Elvis Nga Bihina is a spokesperson for traditional leaders who educate the refugees about sending children to school in the northern regions of Cameroon. He says the response has not been very successful this year because some 60 percent of the refugees are anxious to return home.

He says the main problem they face is that 80 percent of the population of the Minawao refugee camp is made up of school age children but that a majority of them have been absent from classrooms especially when they started hoping about returning to Nigeria.

Cameroon, Nigeria and the UNHCR agreed to provide people wishing to return with clear information on the security and economic situation as well as access to basic services particularly in Borno, Yobe and Adamawa States in northeastern Nigeria, where Boko Haram fighting is historically violent, in order to allow refugees to make well-informed and voluntary decisions.

This month, George Okoth-Obbo, the U.N. refugee agency’s assistant high commissioner for operations, visited Minawao and said officials would observe the situation in Nigeria before advising the refugees to voluntarily return home.

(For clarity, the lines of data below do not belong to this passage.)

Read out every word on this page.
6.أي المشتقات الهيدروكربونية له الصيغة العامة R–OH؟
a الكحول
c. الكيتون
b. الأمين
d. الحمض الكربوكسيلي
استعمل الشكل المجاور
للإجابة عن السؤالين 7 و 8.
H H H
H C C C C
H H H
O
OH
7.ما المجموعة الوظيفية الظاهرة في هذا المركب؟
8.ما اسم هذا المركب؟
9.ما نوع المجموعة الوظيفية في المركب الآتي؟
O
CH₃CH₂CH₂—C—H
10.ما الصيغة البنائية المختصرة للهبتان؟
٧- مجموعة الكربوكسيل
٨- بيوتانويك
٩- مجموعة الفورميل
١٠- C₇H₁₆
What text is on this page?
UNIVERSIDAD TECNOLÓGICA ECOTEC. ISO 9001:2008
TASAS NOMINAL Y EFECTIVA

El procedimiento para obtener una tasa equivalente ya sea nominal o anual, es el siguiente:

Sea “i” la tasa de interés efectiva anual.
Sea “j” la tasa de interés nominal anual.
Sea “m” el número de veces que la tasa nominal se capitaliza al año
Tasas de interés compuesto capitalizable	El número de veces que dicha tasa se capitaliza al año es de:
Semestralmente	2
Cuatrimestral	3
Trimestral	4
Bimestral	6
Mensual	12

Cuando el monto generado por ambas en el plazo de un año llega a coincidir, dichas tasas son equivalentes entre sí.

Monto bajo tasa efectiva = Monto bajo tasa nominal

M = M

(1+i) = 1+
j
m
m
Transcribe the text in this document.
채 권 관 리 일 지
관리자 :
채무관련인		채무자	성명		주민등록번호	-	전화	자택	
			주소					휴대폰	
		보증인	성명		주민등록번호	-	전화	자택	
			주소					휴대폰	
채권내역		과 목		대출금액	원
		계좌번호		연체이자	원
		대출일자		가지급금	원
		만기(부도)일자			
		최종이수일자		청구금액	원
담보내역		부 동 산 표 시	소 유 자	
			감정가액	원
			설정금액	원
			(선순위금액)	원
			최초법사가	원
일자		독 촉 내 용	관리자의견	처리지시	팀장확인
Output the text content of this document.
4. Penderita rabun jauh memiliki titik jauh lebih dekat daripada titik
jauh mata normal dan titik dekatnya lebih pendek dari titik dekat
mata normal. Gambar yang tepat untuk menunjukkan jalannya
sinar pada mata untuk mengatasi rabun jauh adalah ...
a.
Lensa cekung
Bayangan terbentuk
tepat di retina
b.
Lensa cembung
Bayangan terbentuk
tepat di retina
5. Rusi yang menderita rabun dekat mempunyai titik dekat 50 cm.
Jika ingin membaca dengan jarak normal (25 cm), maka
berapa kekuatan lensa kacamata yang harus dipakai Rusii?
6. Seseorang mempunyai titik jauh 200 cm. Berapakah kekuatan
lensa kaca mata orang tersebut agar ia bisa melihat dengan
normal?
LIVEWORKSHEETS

“It is clear that in those areas in which there are still activities that threaten safety, where people are being attacked, where people are being abducted, where their property is being destroyed, being burned and where there are security operations which are on going to resolve these problems, those are not conditions where people can return,” he said.

Okoth-Obbo said while waiting, the international community should know that the main goal to strive for is education.

A 2016 UNHCR survey conducted in Minawao camp revealed that 71 percent of the refugees intend to return as soon as the situation is conducive to doing so.

Boko Haram is blamed for about 20,000 deaths since beginning its insurgency in northern Nigeria in 2009. The Islamist extremist group says it wants to create a strict Islamic state in Muslim-majority northern Nigeria.